Pour faire encore plus varié, arrive ensuite une composition du bassiste John Deacon, le très doux You’re My Best Friend, pétri de bonnes intentions. Le cinquième morceau, écrit et chanté par le guitariste Brian May (qui passera le plus clair des années 90-00 à ridiculiser son groupe, mais bon), bat tous les records : ’39 raconte l’épopée d’astronautes, qui reviennent sur Terre en découvrant un continuum espace-temps différent. Ou quelque chose comme ça, May est docteur en astronomie, pas moi.

On peut déjà remarquer que les quatre membres contribuent séparément à l’écriture des morceaux, ce qui créera d’intenses dissensions et disputes en ce qui concerne les royalties. tout cela ne sera réglé qu’avec The Miracle (1989) où le groupe co-signe officiellement chaque composition. Retour à l’album, et retour au bon gros riff ac/dcien, avec Sweet Lady, puis un nouveau virage à 180°, Seaside Rendezvous et les envolées vocales incomparables de Freddie Mercury, qui joue avec sa voix un orchestre entier. The Prophet’s Song enfonce le clou, 8 minutes de pures bizarreries limite prog rock, et des multi-tracked vocals en veux-tu en voilà. Il manquait encore un morceau jazzy joué à l’ukulele, et c’est exactement ce qu’est Good Company. Ensuite, l’album se clôture tranquillement, avec un morceau très discret, appelé Bohemian Rhapsody.

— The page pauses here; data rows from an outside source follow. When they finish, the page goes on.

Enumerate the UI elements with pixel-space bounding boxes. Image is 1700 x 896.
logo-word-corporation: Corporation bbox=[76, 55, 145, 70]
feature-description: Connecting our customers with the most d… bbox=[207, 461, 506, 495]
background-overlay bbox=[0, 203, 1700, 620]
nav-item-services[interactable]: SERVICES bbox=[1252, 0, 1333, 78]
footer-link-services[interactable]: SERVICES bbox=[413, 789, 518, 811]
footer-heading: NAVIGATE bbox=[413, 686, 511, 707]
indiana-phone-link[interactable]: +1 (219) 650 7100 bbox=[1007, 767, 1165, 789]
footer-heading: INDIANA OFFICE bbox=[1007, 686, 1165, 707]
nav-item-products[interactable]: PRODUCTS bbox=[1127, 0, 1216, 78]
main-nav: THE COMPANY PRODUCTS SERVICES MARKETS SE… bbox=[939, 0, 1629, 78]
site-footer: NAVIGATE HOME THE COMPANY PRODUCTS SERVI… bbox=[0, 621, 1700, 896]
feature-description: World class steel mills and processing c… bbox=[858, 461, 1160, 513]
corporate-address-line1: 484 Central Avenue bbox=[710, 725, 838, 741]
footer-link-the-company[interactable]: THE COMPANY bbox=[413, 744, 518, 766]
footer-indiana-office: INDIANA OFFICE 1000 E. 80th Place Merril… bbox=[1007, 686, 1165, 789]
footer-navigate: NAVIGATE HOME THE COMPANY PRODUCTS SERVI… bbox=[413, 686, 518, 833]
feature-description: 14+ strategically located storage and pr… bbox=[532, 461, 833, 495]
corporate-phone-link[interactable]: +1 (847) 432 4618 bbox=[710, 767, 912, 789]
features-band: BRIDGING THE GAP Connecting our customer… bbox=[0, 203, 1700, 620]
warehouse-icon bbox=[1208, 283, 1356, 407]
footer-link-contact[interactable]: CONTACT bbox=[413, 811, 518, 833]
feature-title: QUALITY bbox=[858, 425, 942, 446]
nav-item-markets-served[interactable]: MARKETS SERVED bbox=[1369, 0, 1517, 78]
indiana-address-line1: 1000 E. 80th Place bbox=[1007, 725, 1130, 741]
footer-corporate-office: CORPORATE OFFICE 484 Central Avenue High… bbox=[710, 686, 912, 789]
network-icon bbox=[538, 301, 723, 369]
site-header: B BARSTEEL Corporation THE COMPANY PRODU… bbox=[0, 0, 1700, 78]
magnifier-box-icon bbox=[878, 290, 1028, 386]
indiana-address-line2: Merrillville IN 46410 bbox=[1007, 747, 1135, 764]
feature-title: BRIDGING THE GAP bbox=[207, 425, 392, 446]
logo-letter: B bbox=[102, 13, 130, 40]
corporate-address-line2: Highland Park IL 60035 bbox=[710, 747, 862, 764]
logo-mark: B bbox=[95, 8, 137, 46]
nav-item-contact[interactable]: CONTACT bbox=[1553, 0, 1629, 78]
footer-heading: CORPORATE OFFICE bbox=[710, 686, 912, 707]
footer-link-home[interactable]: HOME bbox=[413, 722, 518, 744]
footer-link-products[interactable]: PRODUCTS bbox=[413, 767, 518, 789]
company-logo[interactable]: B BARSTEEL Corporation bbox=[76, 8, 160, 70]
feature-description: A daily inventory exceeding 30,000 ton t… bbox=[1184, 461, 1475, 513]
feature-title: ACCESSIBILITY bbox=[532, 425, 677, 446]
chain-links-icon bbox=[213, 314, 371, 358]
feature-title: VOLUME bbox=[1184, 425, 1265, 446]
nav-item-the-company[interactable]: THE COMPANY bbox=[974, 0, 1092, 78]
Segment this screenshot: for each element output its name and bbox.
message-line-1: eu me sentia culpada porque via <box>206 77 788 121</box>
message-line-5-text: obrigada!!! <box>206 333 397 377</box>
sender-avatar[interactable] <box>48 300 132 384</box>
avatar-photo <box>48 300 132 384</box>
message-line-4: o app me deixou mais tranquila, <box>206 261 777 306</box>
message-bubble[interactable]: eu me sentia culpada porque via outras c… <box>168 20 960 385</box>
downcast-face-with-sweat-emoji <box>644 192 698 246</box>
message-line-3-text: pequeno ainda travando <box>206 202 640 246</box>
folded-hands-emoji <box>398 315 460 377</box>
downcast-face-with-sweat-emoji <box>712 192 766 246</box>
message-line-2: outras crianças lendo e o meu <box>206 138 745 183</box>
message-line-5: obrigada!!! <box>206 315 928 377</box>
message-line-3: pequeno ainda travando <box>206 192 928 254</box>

Que dire sur Bohemian Rhapsody qui n’a pas encore été dit, et redit? Que c’est la preuve qu’un morceau peut être très complexe et pourtant connaître un gros succès commercial. Que le morceau est composé de six parties, toutes différentes et techniquement difficiles. Que le headbanging du solo de guitare est un des moments classiques du rock n roll. Que Queen tenait son morceau légendaire, son A Day in The Life, son Stairway To Heaven. En mieux. Juste une petite info, en passant : il a fallu trois semaines pour enregistrer les quelques secondes de la partie « Galileo ». Enfin, l’album se clôture, comme tous les concerts de Queen jusqu’à ce jour, par la réinterprétation du God Save The Queen.
Queen ne s’arrêta pas en si bon chemin, car ils continuèrent à sortir toute une série d’excellents albums, jusqu’à News Of The World. Ensuite, il faut pêcher deux ou trois morceaux par disque, mais Queen n’a jamais sorti d’album très mauvais, même le posthume Made in Heaven est assez correct. Évidemment, il faut apprécier le glissement du groupe du hard rock au rock à synthés plus commercial, mais même pour les puristes,la carrière de Queen est remplie d’excellents moments, qui les définissent comme un des plus grands de tous les temps, sans aucun doute.